GLOBAL - The outlook for Kodak’s UK pension scheme is “worrying” now that parent company Eastman Kodak has filed for bankruptcy protection in the US, but guarantees give hope, law firm Eversheds says.
US company Eastman Kodak announced yesterday that it and its US subsidiaries had filed petitions for chapter 11 business reorganisation in the US Bankruptcy Court in New York.
Giles Orton, partner at UK law firm Eversheds and head of its pensions disputes team, told IPE: “It looks worrying for the UK pension scheme.”
The Kodak Pension Plan in the UK was only 55% funded at the end of 2009, with assets of £874m (€1bn) against a funding target of £1.59bn.
The trustees had agreed an action plan with the UK parent Kodak Ltd, under which it would pay between £30m and £37m every year between 2011 and 2014, after which the sum would increase until the plan was fully funded.
Orton said the Kodak Pension Plan’s main hope lied with the guarantees the trustees had apparently secured with Eastman Kodak in the US.
Eastman Kodak had also given a pension funding guarantee to Kodak Ltd and the trustees of the UK scheme, broadly stating that the plan would be fully funded by the end of 2022.
“They will be able to claim in the US chapter 11 bankruptcy, but they will probably be an unsecured creditor,” said Orton.
It is unknown whether the trustees have taken security over other assets in the US, he added.

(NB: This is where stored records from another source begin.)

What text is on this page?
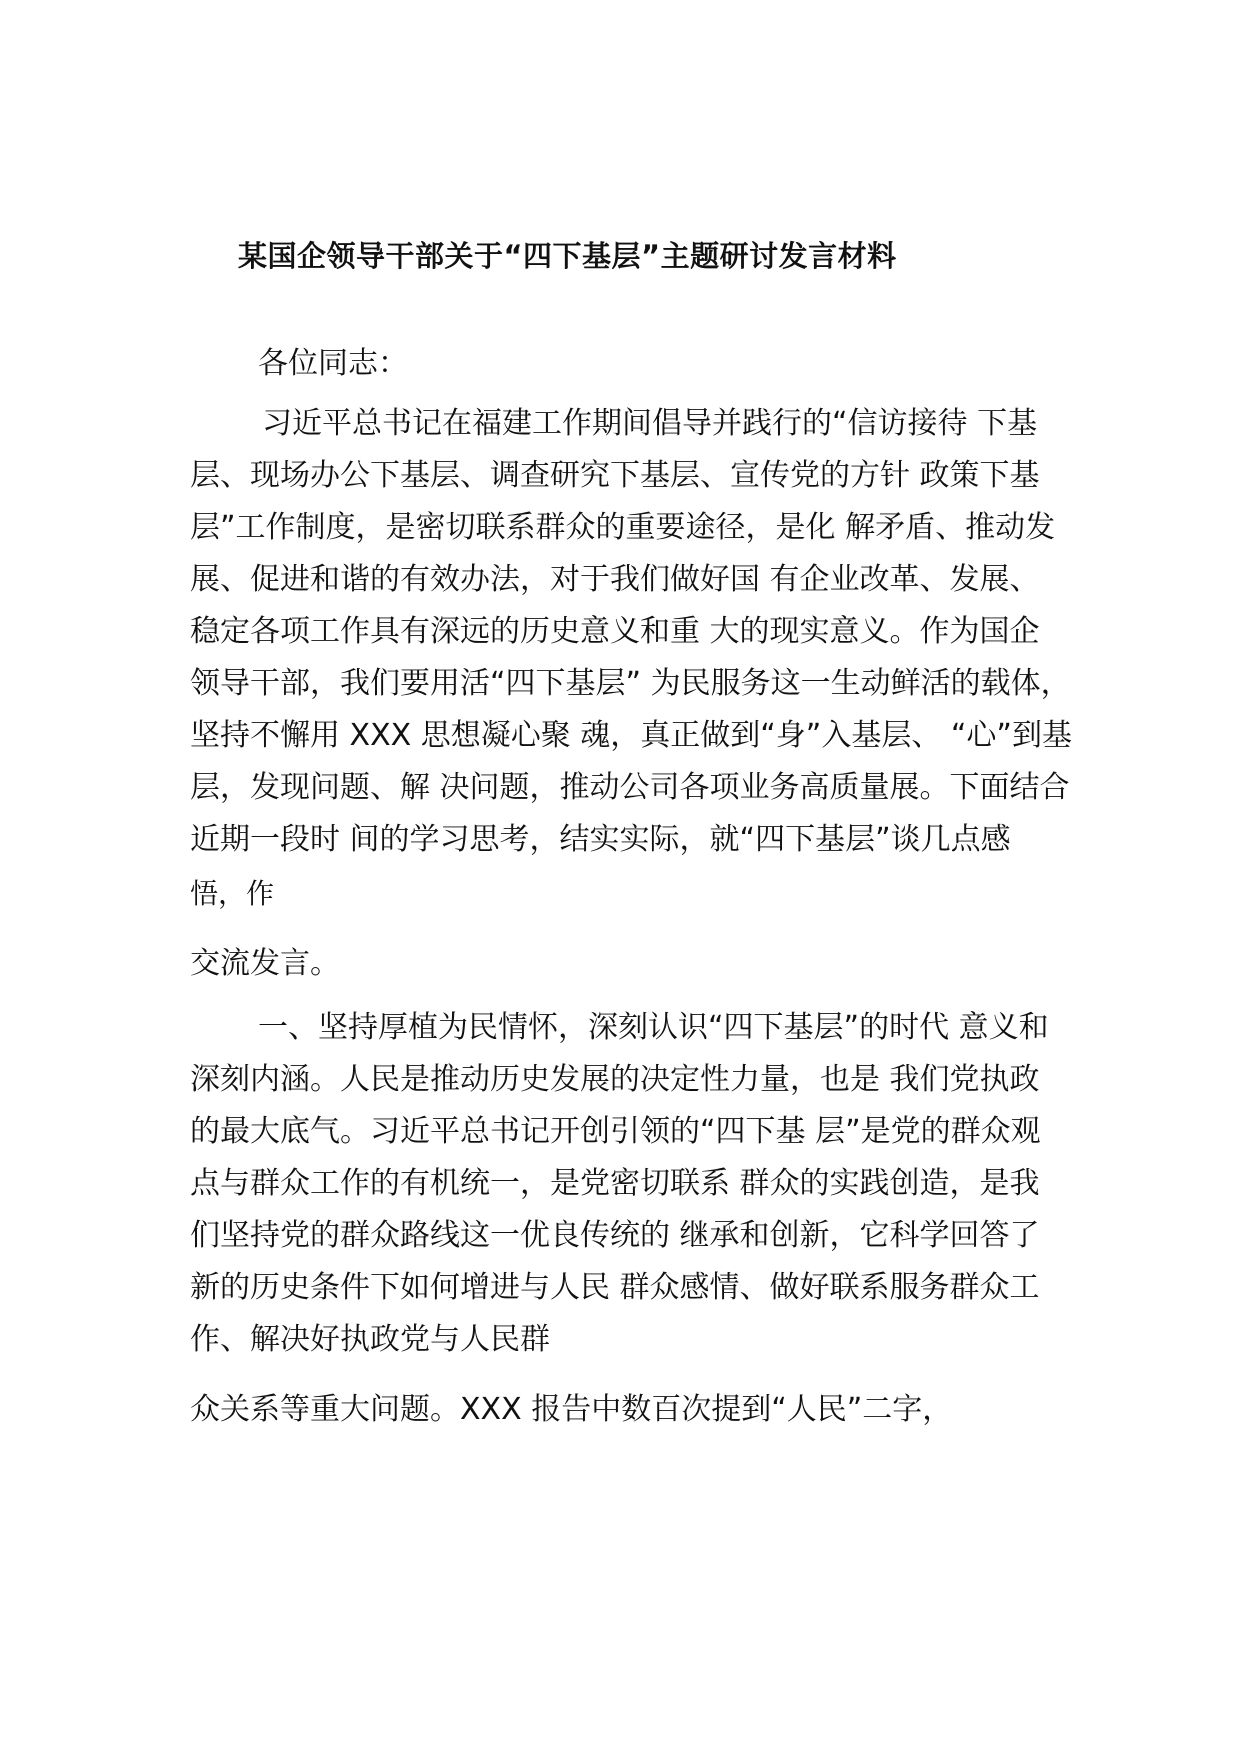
某国企领导干部关于“四下基层”主题研讨发言材料
各位同志：
习近平总书记在福建工作期间倡导并践行的“信访接待 下基
层、现场办公下基层、调查研究下基层、宣传党的方针 政策下基
层”工作制度，是密切联系群众的重要途径，是化 解矛盾、推动发
展、促进和谐的有效办法，对于我们做好国 有企业改革、发展、
稳定各项工作具有深远的历史意义和重 大的现实意义。作为国企
领导干部，我们要用活“四下基层” 为民服务这一生动鲜活的载体，
坚持不懈用 XXX 思想凝心聚 魂，真正做到“身”入基层、 “心”到基
层，发现问题、解 决问题，推动公司各项业务高质量展。下面结合
近期一段时 间的学习思考，结实实际，就“四下基层”谈几点感
悟，作
交流发言。
一、坚持厚植为民情怀，深刻认识“四下基层”的时代 意义和
深刻内涵。人民是推动历史发展的决定性力量，也是 我们党执政
的最大底气。习近平总书记开创引领的“四下基 层”是党的群众观
点与群众工作的有机统一，是党密切联系 群众的实践创造，是我
们坚持党的群众路线这一优良传统的 继承和创新，它科学回答了
新的历史条件下如何增进与人民 群众感情、做好联系服务群众工
作、解决好执政党与人民群
众关系等重大问题。XXX 报告中数百次提到“人民”二字，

A spokesman for the Pension Protection Fund (PPF), which provides compensation to pension scheme members in cases of insolvency or inadequate pension fund assets, said the organisation would not get involved in the matter until there was a UK insolvency at Kodak.

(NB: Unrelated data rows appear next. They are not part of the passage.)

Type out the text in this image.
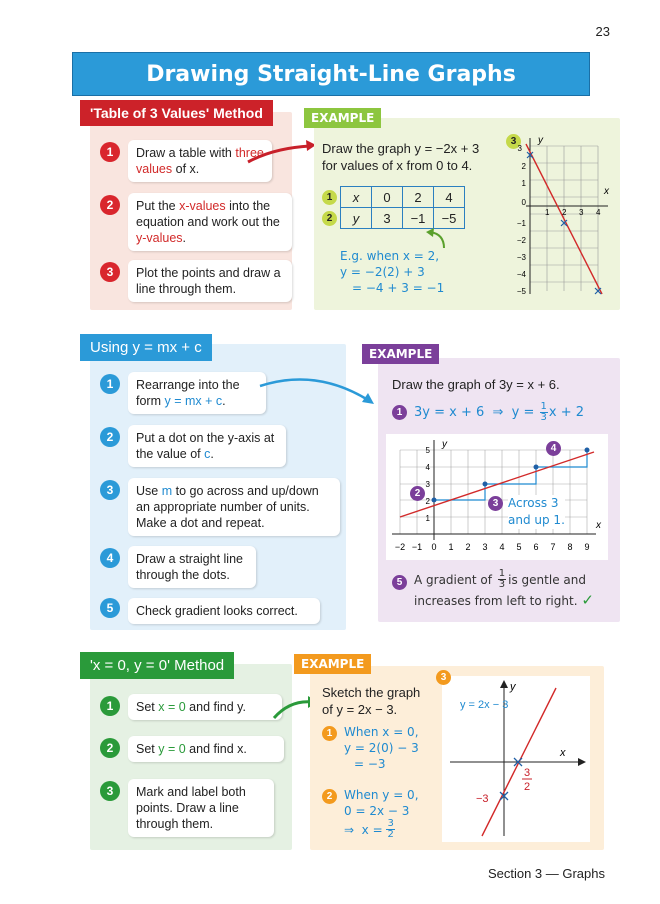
23
Drawing Straight-Line Graphs
'Table of 3 Values' Method
1	Draw a table with three values of x.
2	Put the x-values into the equation and work out the y-values.
3	Plot the points and draw a line through them.
EXAMPLE
Draw the graph y = −2x + 3
for values of x from 0 to 4.
1
2
x	0	2	4
y	3	−1	−5
E.g. when x = 2,
y = −2(2) + 3
= −4 + 3 = −1
3	y
x
1 2 3 4
3
2
1
0
−1
−2
−3
−4
−5
Using y = mx + c
1	Rearrange into the form y = mx + c.
2	Put a dot on the y-axis at the value of c.
3	Use m to go across and up/down an appropriate number of units. Make a dot and repeat.
4	Draw a straight line through the dots.
5	Check gradient looks correct.
EXAMPLE
Draw the graph of 3y = x + 6.
1 3y = x + 6  ⇒  $y = \frac{1}{3}$ x + 2
y
x
−2 −1 0 1 2 3 4 5 6 7 8 9
5
4
3
2
1
2
3
4
Across 3
and up 1.
5 A gradient of $\frac{1}{3}$ is gentle and
increases from left to right. ✓
'x = 0, y = 0' Method
1	Set x = 0 and find y.
2	Set y = 0 and find x.
3	Mark and label both points. Draw a line through them.
EXAMPLE
Sketch the graph
of y = 2x − 3.
1 When x = 0,
y = 2(0) − 3
= −3
2 When y = 0,
0 = 2x − 3
⇒  $x = \frac{3}{2}$
3
y
x
y = 2x − 3
−3
3
2
Section 3 — Graphs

Law firm Hogan Lovells, which represents the Kodak Pension Trustees, declined to comment, while the Pensions Regulator said it was in touch with the UK pension trustees.
The fact the trustees previously sought guarantees in the US suggests they did not think the UK company, Kodak Ltd, was capable alone of dealing with the pension scheme deficit, Orton observed.
“If Kodak in the UK goes into insolvency, then the pension scheme will, at worst, be reliant on the PPF,” he said.
The PPF provides 100% of pension to pensioners and 90% compensation to other scheme members.
The Pensions Regulator in the UK has stepped into some international insolvencies and made Financial Support Directions (FSDs), requiring associated companies to cover pension liabilities in the UK, he said.
“The UK regulator has powers with FSDs that in theory are international, but, in practice, the US courts don’t like them,” Orton said.
Earlier this month, a US Court of Appeals upheld a district court decision that the PPF should not be allowed to access funds of several Nortel units undergoing bankruptcy proceedings.
Nortel Networks UK Pension Plan had been left with a £2.1bn deficit.